Uyanış

Alarm ikinci kere çalmadan uzanıp kapadı. Saat 07.10’u gösteriyordu. Yarı uykulu ve bezgin bir şekilde yatağın kenarına oturdu. Gün henüz odayı aydınlatmadığın loş odada sehpanın üzerindeki sigarasını el yordamıyla arayıp buldu. Çakmağını alırken dün uyumadan önce okuduğu mizah dergisine çarpıp yere düşürdü. Düştüğü yere bakarken yaktı sigarasını. Başını ellerini arasına alıp saçlarını ve alnını ovuşturdu. Bunu yaparken işaret parmağı ile orta parmağı arasına aldığı sigarasıyla saçlarını yakmamayı çok önceleri öğrenmişti. 
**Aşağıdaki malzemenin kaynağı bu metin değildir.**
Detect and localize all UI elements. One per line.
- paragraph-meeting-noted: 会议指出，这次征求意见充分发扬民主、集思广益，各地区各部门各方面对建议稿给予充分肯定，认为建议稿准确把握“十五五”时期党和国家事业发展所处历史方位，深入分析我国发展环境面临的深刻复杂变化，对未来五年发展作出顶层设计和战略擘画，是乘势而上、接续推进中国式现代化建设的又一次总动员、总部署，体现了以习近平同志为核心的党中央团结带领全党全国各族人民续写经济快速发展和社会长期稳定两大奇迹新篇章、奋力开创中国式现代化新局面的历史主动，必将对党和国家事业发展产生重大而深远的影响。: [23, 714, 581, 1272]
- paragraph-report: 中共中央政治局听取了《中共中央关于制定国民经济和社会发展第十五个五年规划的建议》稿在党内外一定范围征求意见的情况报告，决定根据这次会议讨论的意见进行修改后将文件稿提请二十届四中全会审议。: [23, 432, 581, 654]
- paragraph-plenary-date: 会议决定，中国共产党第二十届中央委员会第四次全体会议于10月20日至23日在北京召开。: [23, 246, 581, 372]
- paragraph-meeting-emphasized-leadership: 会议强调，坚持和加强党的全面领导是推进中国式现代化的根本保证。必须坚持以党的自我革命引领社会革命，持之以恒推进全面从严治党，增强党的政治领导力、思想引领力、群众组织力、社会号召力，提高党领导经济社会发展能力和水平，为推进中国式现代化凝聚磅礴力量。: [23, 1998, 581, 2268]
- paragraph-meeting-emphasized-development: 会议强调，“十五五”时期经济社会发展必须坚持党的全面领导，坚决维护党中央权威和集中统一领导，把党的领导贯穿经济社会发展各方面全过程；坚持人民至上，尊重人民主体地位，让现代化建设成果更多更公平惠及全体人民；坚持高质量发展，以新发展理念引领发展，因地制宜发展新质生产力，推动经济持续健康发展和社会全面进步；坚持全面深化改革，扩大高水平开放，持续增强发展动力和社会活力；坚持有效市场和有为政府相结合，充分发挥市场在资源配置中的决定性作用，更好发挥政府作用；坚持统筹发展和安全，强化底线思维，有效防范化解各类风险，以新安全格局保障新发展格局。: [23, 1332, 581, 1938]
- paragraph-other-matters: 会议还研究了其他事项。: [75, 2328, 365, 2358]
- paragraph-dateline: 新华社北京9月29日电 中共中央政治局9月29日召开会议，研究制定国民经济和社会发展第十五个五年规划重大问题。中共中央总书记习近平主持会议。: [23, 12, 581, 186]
Odanın kapısı ani bir şekilde açıldı.
 - Metin uyandın m….. Öfff yine içerisi leş gibi sigara kokuyor. Sabah sabah kendine yazık ediyorsun oğlum. Yattığın yerde içme bari şu zıkkımı. Diyen annesine bakmadan kafasını ovuşturmaya devam edip, - Tamam anne, diye mırıldandı. - Hep tamam dersin, kahvaltıya gel hadi.  Konuşurken buruşturduğu yüzü ile sigara dumanına, uçuşan bir sineği izliyor ifadesiyle bakıyor, ellerini de abartılı bir şekilde  dumanı dağıtmaya çalışırcasına sallıyordu.. Metin bir kez daha - Tamam anne. Dedi, pozisyonunu hiç bozmadan. Annesi sert bir şekilde odanın kapısını kapadı.  Oda yine sabah karanlığına büründü..

Gözleri artık karanlığa alışmıştı Metin’in, derin bir nefes çekti sigaradan. Kızıl ateşi odayı daha bir aydınlattığında kısık gözleri ve dalgın düşünceli haliyle tam karşısında duran mantar panoya iliştirilmiş eski kâğıt parçasına baktı. 

 “Metin ol. Ben hep yanındayım” yazıyordu.

Derin bir iç çekti. Dile kolay 12 yıl olmuştu. O notu yazan babasını kaybedeli ve şu lanet sigaraya başlayalı koskoca 12 yıl. Bu yüzden liseyi darmadağın bitirmiş, zor bela kazandığı üniversiteyi iki sene uzatarak Kimya Mühendisi olmuştu. Zaten çok konuşkan ve girişken biri olduğu söylenemezdi ama babasını kaybetmenin onda yarattığı hüzün iyice silik bir hayat yaşamasına sebep olmuştu. Sevmediği bir işte çalışıyor, oradan çıkıyor doğruca eve gelip biraz bir şeyler okuyor, öylesine televizyon seyrediyor sonra yatıp uyuyordu. Farklı değişik bir şey yaptığı söylenemezdi. Çok arkadaşı da yoktu. Hem çok konuşmayan, fikir üretmeyen çokta eğlenceli olmayan biriyle kim arkadaş olmak isterdi ki? Annesi onun bu haline çok üzülüyordu. Ne de olsa tek çocuğuydu.  Onun 27 yaşında yalnız ve hala bekar olması bile yeterince üzüyordu yaşlı kadını. Mutlu bir ailesi olsun istiyordu belki bu sayede bu yalnız suskun hayatı biraz olsun renklenirdi.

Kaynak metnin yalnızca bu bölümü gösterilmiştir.